I bought the first year GHG's without the locknuts so I had to spend a lot of time fixing. The paint held up better than the bases, but I'm starting to hunt with a lot of guys with the 12-decoy Avery bags....they are a must for GHG's.

My trailer has 7 doz. foots with flocked heads, 3 doz. GHG's, 3 doz. Higdon stackables and 8 doz. silhouettes with RealGeese ( if we ever get a cloudy day ). I run 2 dozen windlife's and a dozen decoy dancer's. I have another 5 doz. canada shells for hunting in the snow. Usually I hook up with dblkluk or 4curlredleg (or both) so we run around 25-40 doz. decoys for migrators.


----------



## bratlabs (Mar 11, 2005)

Chris Hustad said:


> Usually I hook up with dblkluk or 4curlredleg (or both) so we run around 25-40 doz. decoys for migrators.
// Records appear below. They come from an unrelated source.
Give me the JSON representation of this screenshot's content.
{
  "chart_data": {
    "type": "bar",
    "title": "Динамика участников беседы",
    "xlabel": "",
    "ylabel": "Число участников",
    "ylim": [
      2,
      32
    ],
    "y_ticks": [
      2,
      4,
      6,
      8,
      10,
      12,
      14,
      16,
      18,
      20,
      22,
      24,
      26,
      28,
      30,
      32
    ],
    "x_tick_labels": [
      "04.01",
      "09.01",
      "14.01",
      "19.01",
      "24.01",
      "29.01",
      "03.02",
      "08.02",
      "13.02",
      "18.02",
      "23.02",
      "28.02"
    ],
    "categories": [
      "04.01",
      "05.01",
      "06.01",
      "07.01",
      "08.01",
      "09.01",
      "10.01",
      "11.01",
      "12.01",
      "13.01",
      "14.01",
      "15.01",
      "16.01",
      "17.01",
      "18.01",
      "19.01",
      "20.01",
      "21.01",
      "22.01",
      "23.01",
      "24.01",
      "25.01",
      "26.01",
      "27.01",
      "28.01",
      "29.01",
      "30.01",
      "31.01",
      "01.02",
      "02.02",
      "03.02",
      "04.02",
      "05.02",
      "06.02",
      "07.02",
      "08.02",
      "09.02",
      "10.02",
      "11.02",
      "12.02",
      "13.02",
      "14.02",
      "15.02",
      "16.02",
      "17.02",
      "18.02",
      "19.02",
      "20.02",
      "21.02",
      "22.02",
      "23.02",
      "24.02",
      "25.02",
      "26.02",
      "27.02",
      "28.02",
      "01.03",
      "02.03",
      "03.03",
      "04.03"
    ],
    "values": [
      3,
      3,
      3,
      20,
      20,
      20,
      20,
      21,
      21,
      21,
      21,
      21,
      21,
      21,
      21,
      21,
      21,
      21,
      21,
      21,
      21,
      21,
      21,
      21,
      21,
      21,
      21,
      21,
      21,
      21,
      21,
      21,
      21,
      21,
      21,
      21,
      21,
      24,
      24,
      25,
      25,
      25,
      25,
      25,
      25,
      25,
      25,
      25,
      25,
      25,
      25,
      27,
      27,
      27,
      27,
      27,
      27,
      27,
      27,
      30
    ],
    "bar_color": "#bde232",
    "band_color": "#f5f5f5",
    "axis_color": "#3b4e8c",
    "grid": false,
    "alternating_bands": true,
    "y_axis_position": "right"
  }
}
Thats a [email protected] big spread.


----------



## djleye (Nov 14, 2002)

> Tongue kiss your same sex hunting buddy for 3 minutes





> Usually I hook up with dblkluk or 4curlredleg (or both)


----------



## GooseBuster3 (Mar 1, 2002)

GHG 's suck, and I dont care about " How good they look". If you cant kill geese over bigfoots you have got problems.


----------



## Goose Guy350 (Nov 29, 2004)

Chris,
I hear they can see 40 dozen decoys from space, or close to it :lol:


----------



## purepower (Sep 11, 2004)

personally from what ive seen if GHG didnt stand ur test neither will hardcores!!! they take way more TLC than most decoys


----------